I have implemented kmeans clustering on iris dataset (inbuilt dataset) in R. The code is given below:
X=as.matrix(iris[-5]);
K=3;
prevCentroids=matrix(0,K,dim(X)[2]);
centroids=X[sample(1:dim(X)[1],K),];
dot=numeric(3);
C=numeric(150);
while(!isTRUE(all.equal(centroids,prevCentroids)))
{
for(i in 1:dim(X)[1])
{
for(j in 1:dim(centroids)[1])
{
dot[j]=(X[i,]-centroids[j,])%*%(X[i,]-centroids[j,]);
}
C[i]=which.min(dot);
}
prevCentroids=centroids;
for(k in 1:K)
{
centroids[k,]=colMeans(X[which(C==k),]);
}
}
print(cbind(iris,C));
Sometimes, with this code, I get 85% clustering correct. But sometimes, I just get 37% clustering correct if I compare it with the already clustered inbuilt iris dataset.

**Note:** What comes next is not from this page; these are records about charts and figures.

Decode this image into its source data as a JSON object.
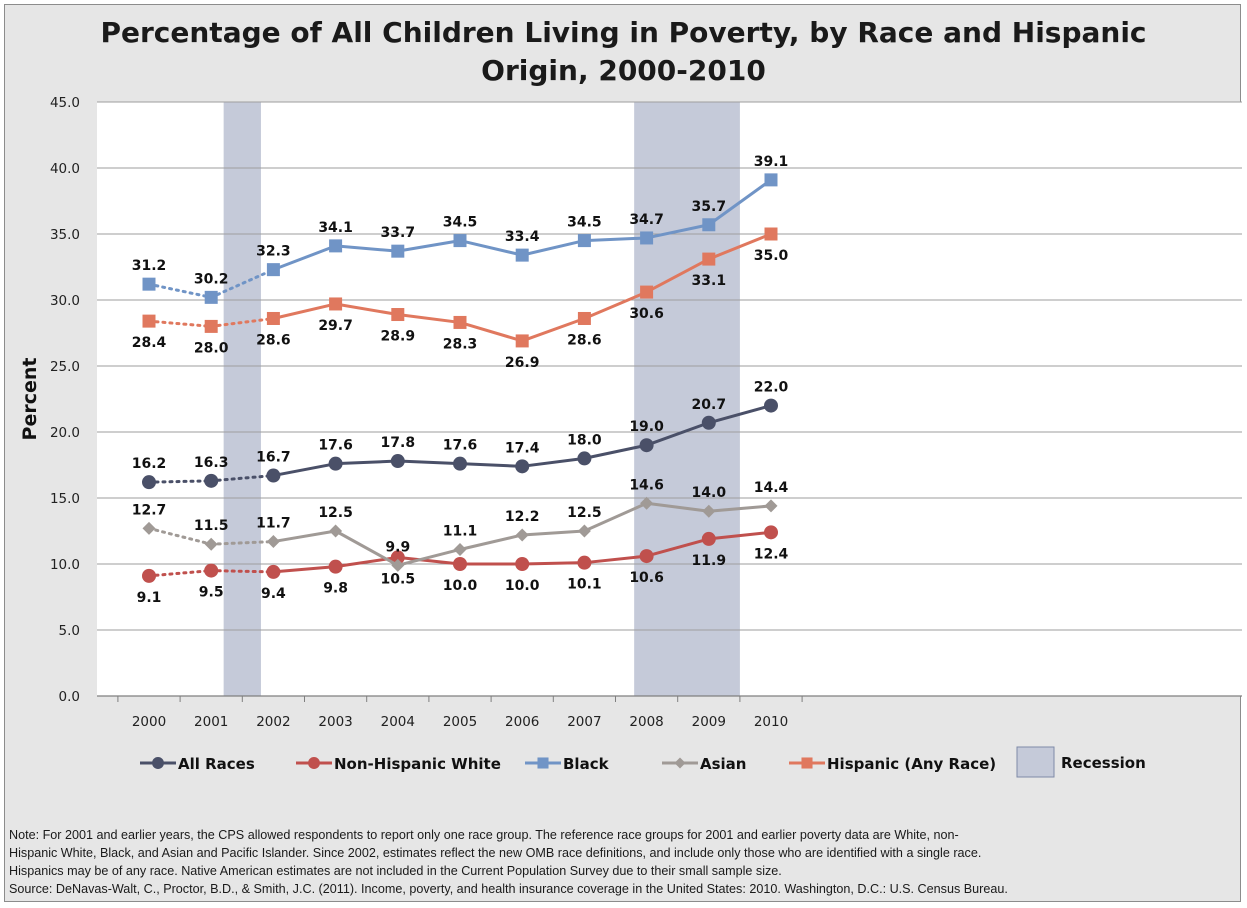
{
  "chart_data": {
    "type": "line",
    "title_line1": "Percentage of All Children Living in Poverty, by Race and Hispanic",
    "title_line2": "Origin, 2000-2010",
    "xlabel": "",
    "ylabel": "Percent",
    "ylim": [
      0,
      45
    ],
    "yticks": [
      "0.0",
      "5.0",
      "10.0",
      "15.0",
      "20.0",
      "25.0",
      "30.0",
      "35.0",
      "40.0",
      "45.0"
    ],
    "categories": [
      "2000",
      "2001",
      "2002",
      "2003",
      "2004",
      "2005",
      "2006",
      "2007",
      "2008",
      "2009",
      "2010"
    ],
    "grid": true,
    "legend_position": "bottom",
    "series": [
      {
        "name": "All Races",
        "color": "#4a5068",
        "marker": "circle",
        "values": [
          16.2,
          16.3,
          16.7,
          17.6,
          17.8,
          17.6,
          17.4,
          18.0,
          19.0,
          20.7,
          22.0
        ]
      },
      {
        "name": "Non-Hispanic White",
        "color": "#c0504d",
        "marker": "circle",
        "values": [
          9.1,
          9.5,
          9.4,
          9.8,
          10.5,
          10.0,
          10.0,
          10.1,
          10.6,
          11.9,
          12.4
        ]
      },
      {
        "name": "Black",
        "color": "#7094c6",
        "marker": "square",
        "values": [
          31.2,
          30.2,
          32.3,
          34.1,
          33.7,
          34.5,
          33.4,
          34.5,
          34.7,
          35.7,
          39.1
        ]
      },
      {
        "name": "Asian",
        "color": "#a09a96",
        "marker": "diamond",
        "values": [
          12.7,
          11.5,
          11.7,
          12.5,
          9.9,
          11.1,
          12.2,
          12.5,
          14.6,
          14.0,
          14.4
        ]
      },
      {
        "name": "Hispanic (Any Race)",
        "color": "#e0785e",
        "marker": "square",
        "values": [
          28.4,
          28.0,
          28.6,
          29.7,
          28.9,
          28.3,
          26.9,
          28.6,
          30.6,
          33.1,
          35.0
        ]
      }
    ],
    "dotted_segments_through": "2002",
    "recession": {
      "name": "Recession",
      "color": "#c5cad9",
      "periods": [
        [
          2001.2,
          2001.8
        ],
        [
          2007.8,
          2009.5
        ]
      ]
    }
  },
  "note": {
    "line1": "Note: For 2001 and earlier years, the CPS allowed respondents to report only one race group. The reference race groups for 2001 and earlier poverty data are White, non-",
    "line2": "Hispanic White, Black, and Asian and Pacific Islander. Since 2002, estimates reflect the new OMB race definitions, and include only those who are identified with a single race.",
    "line3": "Hispanics may be of any race. Native American estimates are not included in the Current Population Survey due to their small sample size.",
    "line4": "Source: DeNavas-Walt, C., Proctor, B.D., & Smith, J.C. (2011). Income, poverty, and health insurance coverage in the United States: 2010. Washington, D.C.: U.S. Census Bureau."
  }
}
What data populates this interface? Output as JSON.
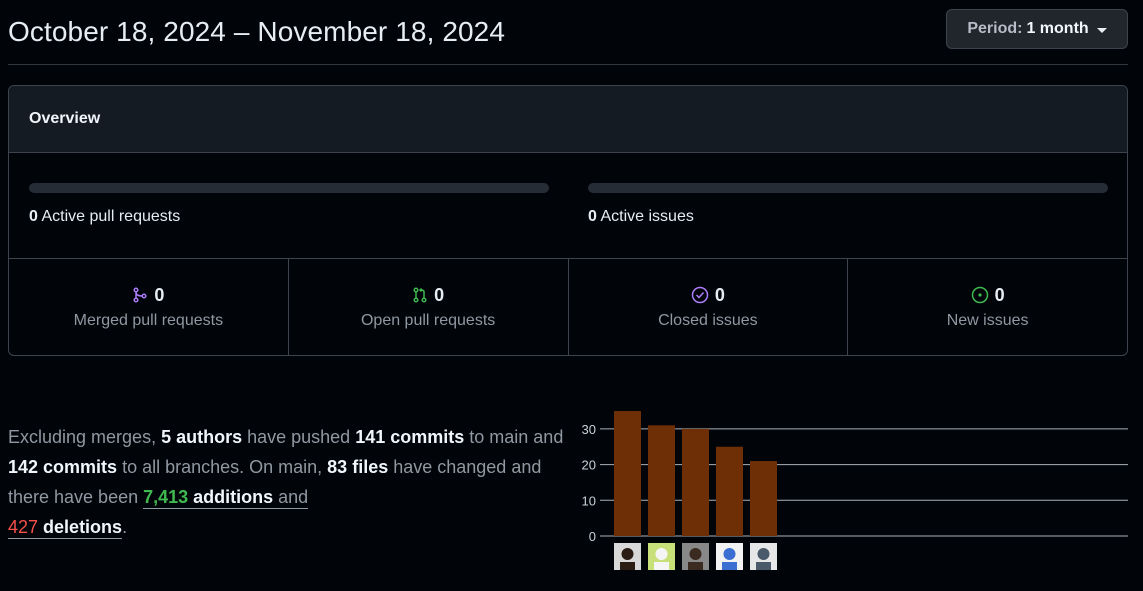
{
  "header": {
    "date_range": "October 18, 2024 – November 18, 2024",
    "period_label": "Period:",
    "period_value": "1 month"
  },
  "overview": {
    "title": "Overview",
    "active_pull_requests": {
      "count": "0",
      "label": "Active pull requests"
    },
    "active_issues": {
      "count": "0",
      "label": "Active issues"
    },
    "stats": [
      {
        "count": "0",
        "label": "Merged pull requests",
        "icon": "git-merge-icon",
        "color": "#ab7df8"
      },
      {
        "count": "0",
        "label": "Open pull requests",
        "icon": "git-pull-request-icon",
        "color": "#3fb950"
      },
      {
        "count": "0",
        "label": "Closed issues",
        "icon": "issue-closed-icon",
        "color": "#ab7df8"
      },
      {
        "count": "0",
        "label": "New issues",
        "icon": "issue-opened-icon",
        "color": "#3fb950"
      }
    ]
  },
  "summary": {
    "prefix": "Excluding merges, ",
    "authors": "5 authors",
    "t1": " have pushed ",
    "commits_main": "141 commits",
    "t2": " to main and ",
    "commits_all": "142 commits",
    "t3": " to all branches. On main, ",
    "files": "83 files",
    "t4": " have changed and there have been ",
    "additions_count": "7,413",
    "additions_label": " additions",
    "t5": " and ",
    "deletions_count": "427",
    "deletions_label": " deletions",
    "t6": "."
  },
  "chart_data": {
    "type": "bar",
    "categories": [
      "author-1",
      "author-2",
      "author-3",
      "author-4",
      "author-5"
    ],
    "values": [
      35,
      31,
      30,
      25,
      21
    ],
    "ylim": [
      0,
      35
    ],
    "yticks": [
      "0",
      "10",
      "20",
      "30"
    ],
    "bar_color": "#6e2f07",
    "grid": true
  }
}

Could anyone please tell me where I am going wrong?
Should I use set.seed() here to perform partitions in similar manner everytime?? Is this how one should implement kmeans? With set.seed()? So that everytime we get correct clustering?
If yes, then how can we set.seed() in unsupervised learning? How will we understand which set.seed() generates the best set of random variables?